Bahkan, setelah berhenti menulis tiga tahun silam, Marcella mendapat banyak permintaan dari berbagai kalangan masyarakat. Tak hanya dari generasi Y saja, namun kebanyakan permintaan berasal dari kalangan anak-anak SD, SMP, bahkan generasi babyboomers. Terbukti, bahwa buku ini bisa dinikmati oleh semua kalangan.

Menariknya, kini kedua buku tersebut dihadirkan kembali dengan desain dan penambahan konten. Selain perubahan sampul yang kini menggunakan hard cover, perubahan signifikan lainnya ialah logo dari buku Generasi 90an ini. "Sekarang logonya bisa dilihat kita ada pesawatnya. Pesawat ini mengambil konsep mesin waktu dengan pesawat kertas sebagai pengantar pesan antar-era," ungkapnya.

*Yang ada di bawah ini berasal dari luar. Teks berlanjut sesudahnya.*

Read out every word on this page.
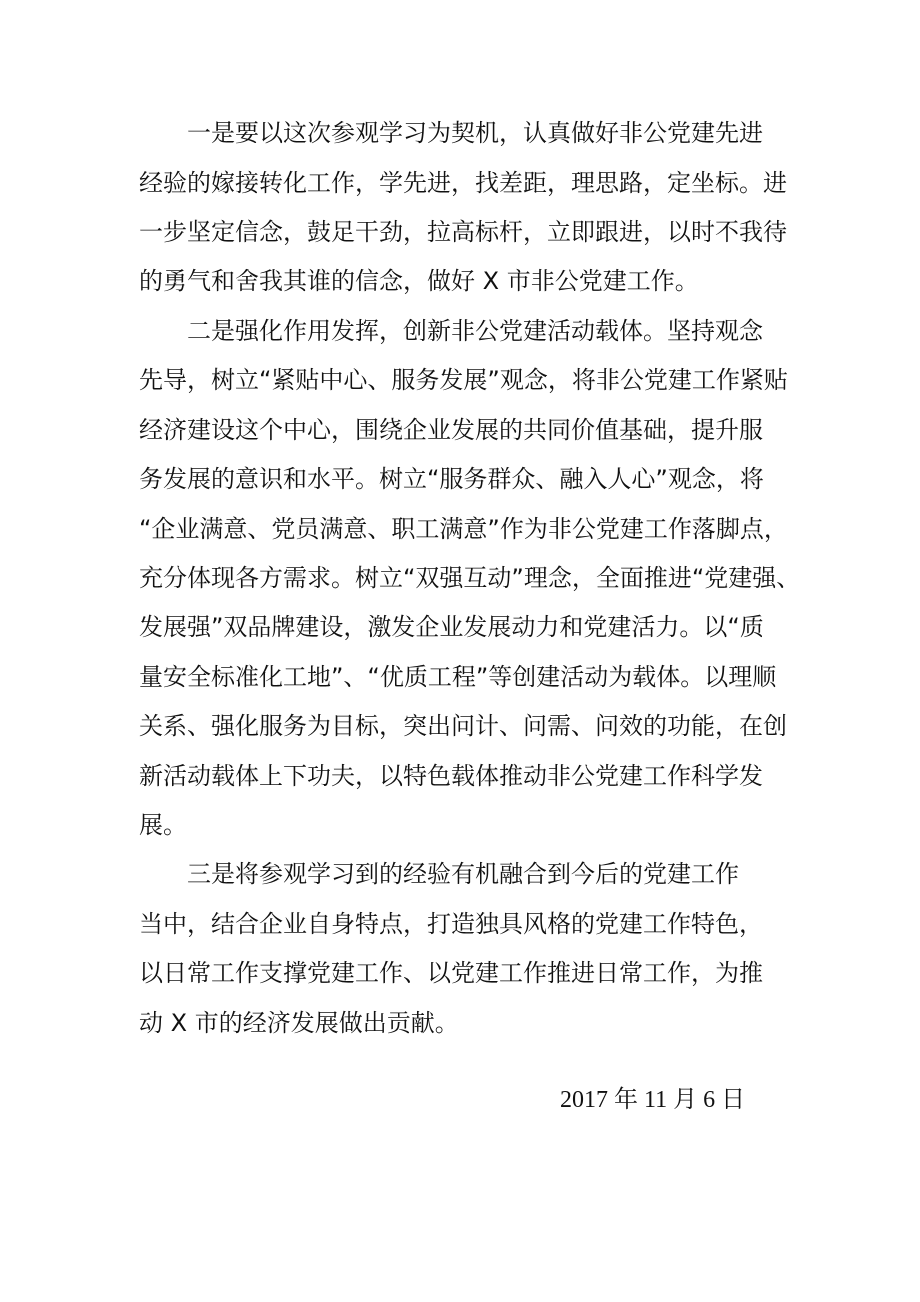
一是要以这次参观学习为契机，认真做好非公党建先进
经验的嫁接转化工作，学先进，找差距，理思路，定坐标。进
一步坚定信念，鼓足干劲，拉高标杆，立即跟进，以时不我待
的勇气和舍我其谁的信念，做好 X 市非公党建工作。
二是强化作用发挥，创新非公党建活动载体。坚持观念
先导，树立“紧贴中心、服务发展”观念，将非公党建工作紧贴
经济建设这个中心，围绕企业发展的共同价值基础，提升服
务发展的意识和水平。树立“服务群众、融入人心”观念，将
“企业满意、党员满意、职工满意”作为非公党建工作落脚点，
充分体现各方需求。树立“双强互动”理念，全面推进“党建强、
发展强”双品牌建设，激发企业发展动力和党建活力。以“质
量安全标准化工地”、“优质工程”等创建活动为载体。以理顺
关系、强化服务为目标，突出问计、问需、问效的功能，在创
新活动载体上下功夫，以特色载体推动非公党建工作科学发
展。
三是将参观学习到的经验有机融合到今后的党建工作
当中，结合企业自身特点，打造独具风格的党建工作特色，
以日常工作支撑党建工作、以党建工作推进日常工作，为推
动 X 市的经济发展做出贡献。
2017 年 11 月 6 日
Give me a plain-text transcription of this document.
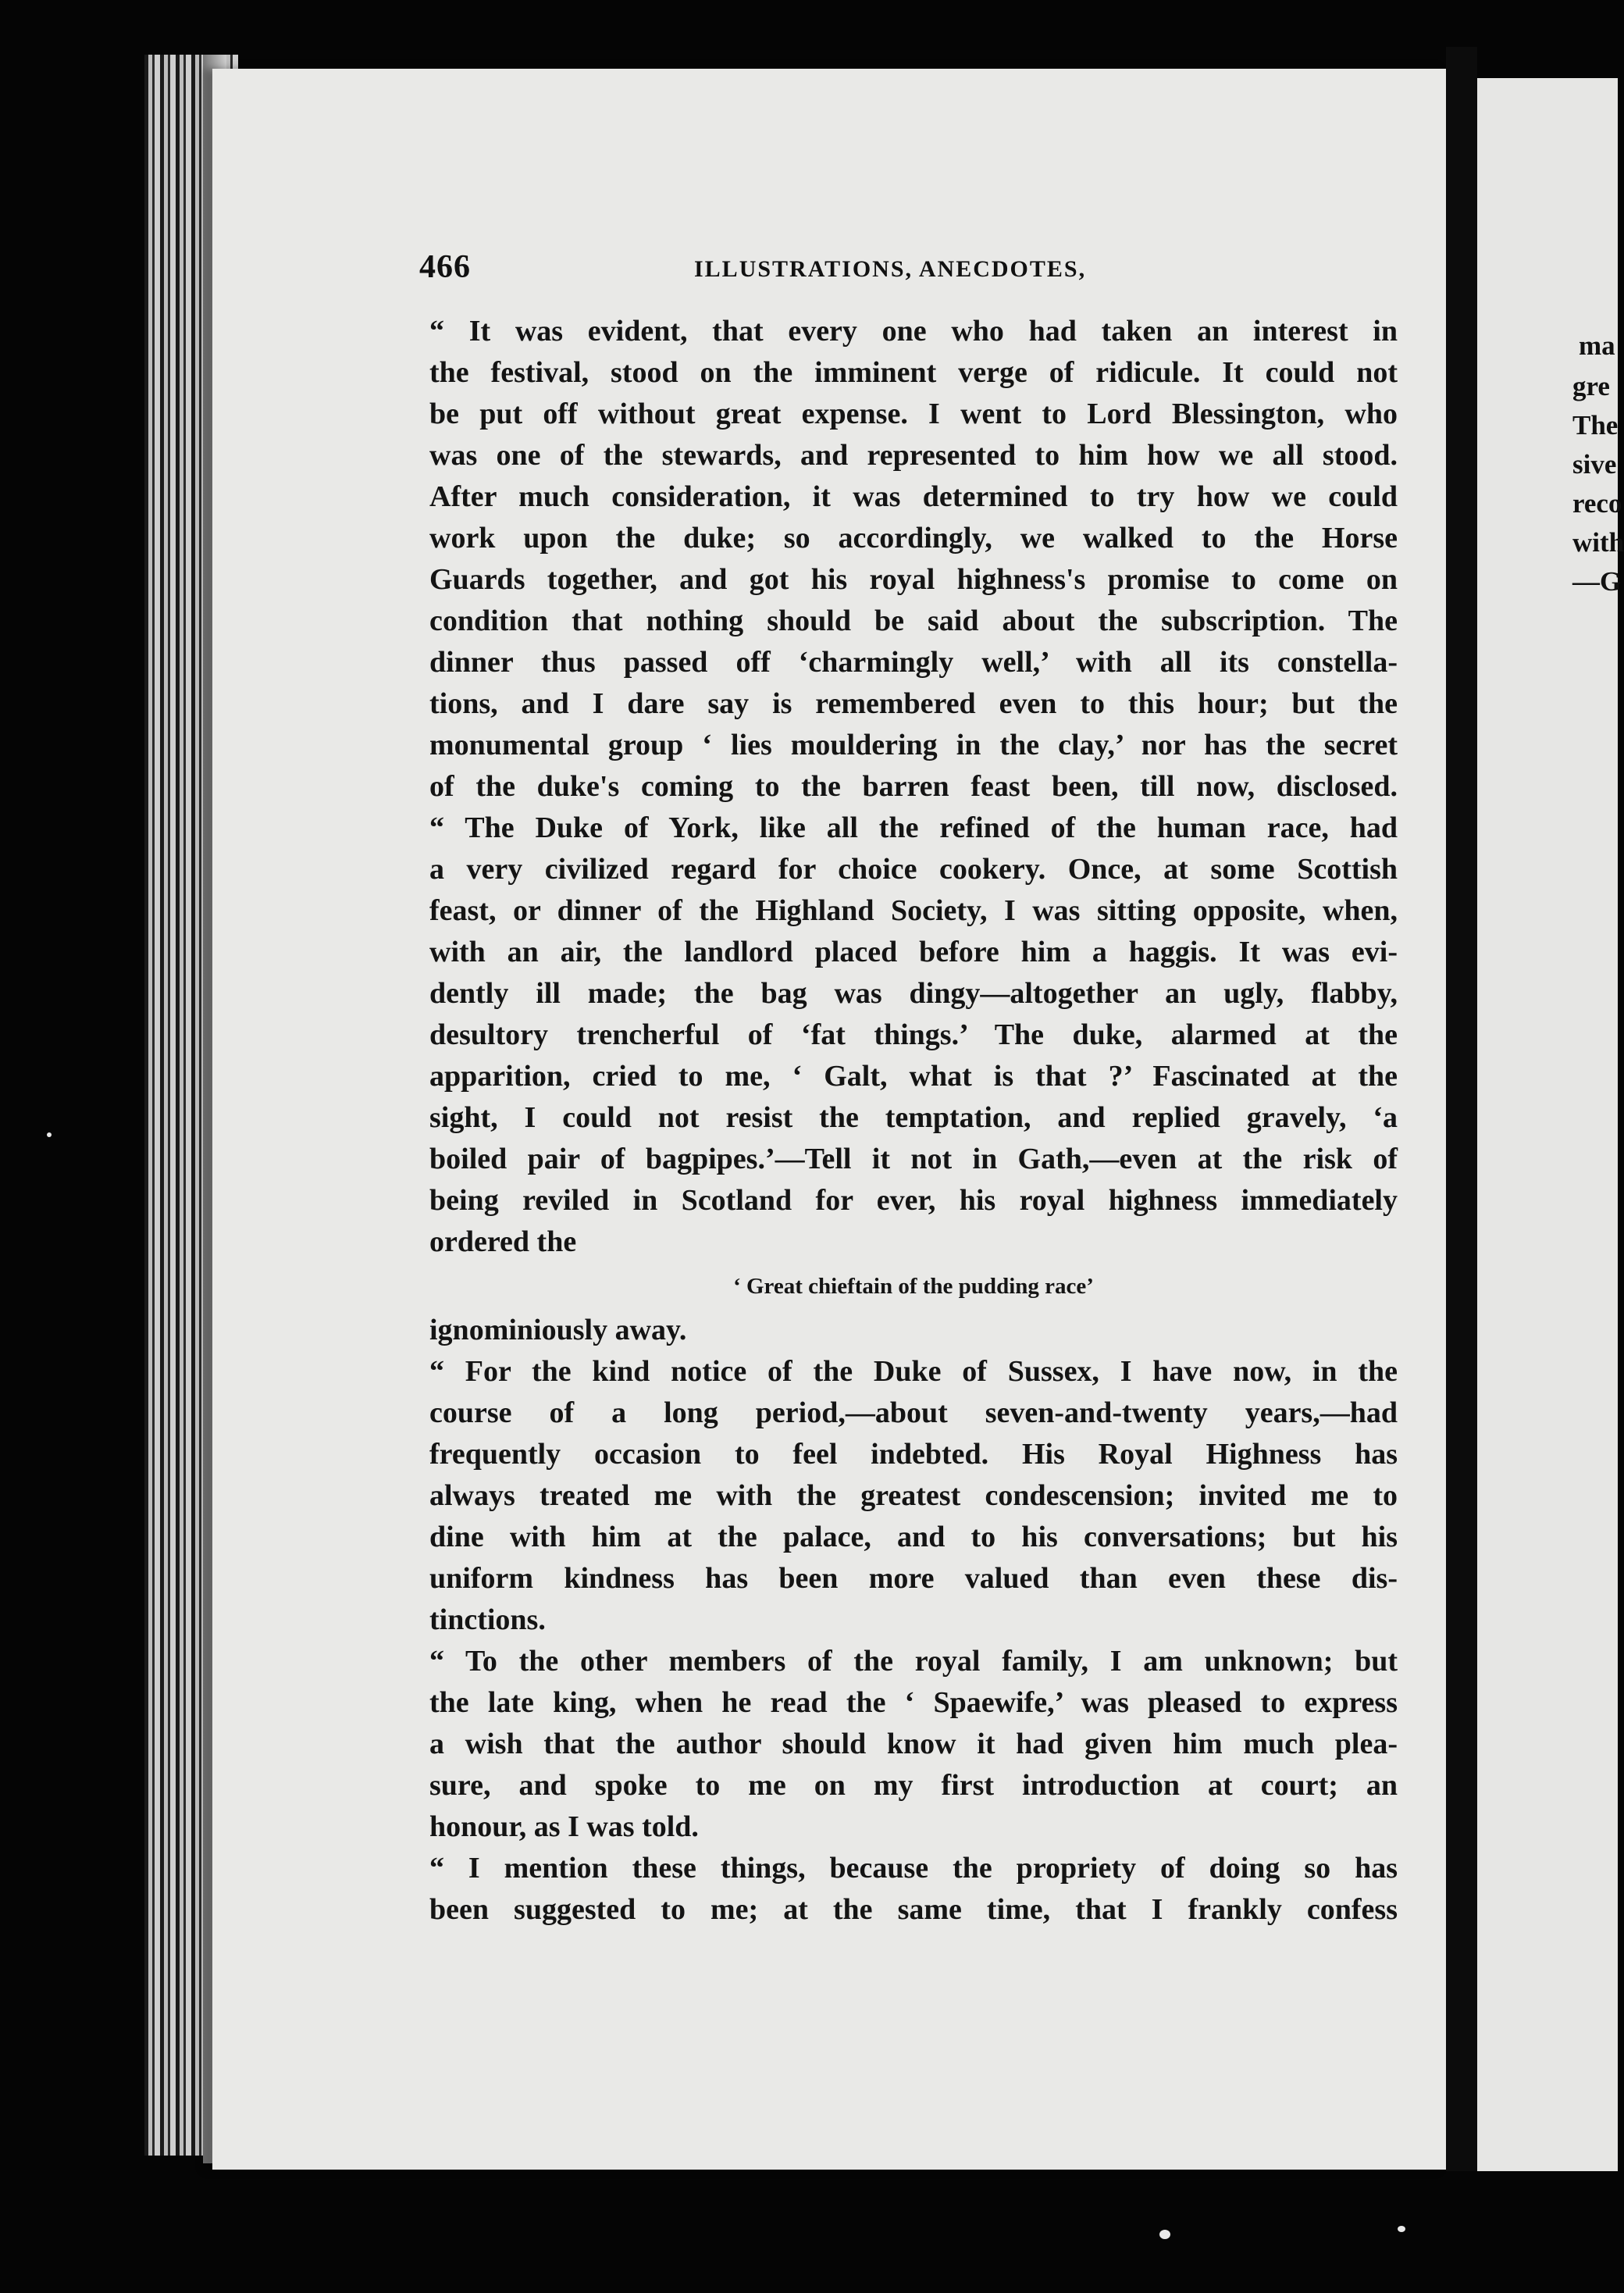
ma
gre
The
sive
reco
with
—G
466	ILLUSTRATIONS, ANECDOTES,
“ It was evident, that every one who had taken an interest in
the festival, stood on the imminent verge of ridicule. It could not
be put off without great expense. I went to Lord Blessington, who
was one of the stewards, and represented to him how we all stood.
After much consideration, it was determined to try how we could
work upon the duke; so accordingly, we walked to the Horse
Guards together, and got his royal highness's promise to come on
condition that nothing should be said about the subscription. The
dinner thus passed off ‘charmingly well,’ with all its constella-
tions, and I dare say is remembered even to this hour; but the
monumental group ‘ lies mouldering in the clay,’ nor has the secret
of the duke's coming to the barren feast been, till now, disclosed.
“ The Duke of York, like all the refined of the human race, had
a very civilized regard for choice cookery. Once, at some Scottish
feast, or dinner of the Highland Society, I was sitting opposite, when,
with an air, the landlord placed before him a haggis. It was evi-
dently ill made; the bag was dingy—altogether an ugly, flabby,
desultory trencherful of ‘fat things.’ The duke, alarmed at the
apparition, cried to me, ‘ Galt, what is that ?’ Fascinated at the
sight, I could not resist the temptation, and replied gravely, ‘a
boiled pair of bagpipes.’—Tell it not in Gath,—even at the risk of
being reviled in Scotland for ever, his royal highness immediately
ordered the
‘ Great chieftain of the pudding race’
ignominiously away.
“ For the kind notice of the Duke of Sussex, I have now, in the
course of a long period,—about seven-and-twenty years,—had
frequently occasion to feel indebted. His Royal Highness has
always treated me with the greatest condescension; invited me to
dine with him at the palace, and to his conversations; but his
uniform kindness has been more valued than even these dis-
tinctions.
“ To the other members of the royal family, I am unknown; but
the late king, when he read the ‘ Spaewife,’ was pleased to express
a wish that the author should know it had given him much plea-
sure, and spoke to me on my first introduction at court; an
honour, as I was told.
“ I mention these things, because the propriety of doing so has
been suggested to me; at the same time, that I frankly confess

Berbeda dari buku pertama, Generasi 90an: Anak Kemaren Sore juga menghadirkan tiga tokoh anak kecil era 90an, yang didatangkan Iewat "mesin waktu", yaitu Acel, Lala, dan Popi. Ketiganya memiliki latar belakang dan minat yang berbeda. Setiap tokoh, jelas Marchella, akan mengajak pembaca untuk bernostalgia dengan tema berbeda sesuai minat masing-masing.

"Konten dalam buku ini bukan milik aku seorang. Tapi memori orang-orang yang dikumpulkan dan dikemas supaya bisa menjadi konten yang diterima banyak golongan. Tidak hanya orang Jakarta saja, tetapi semua masyarakat di Indonesia,” tukasnya.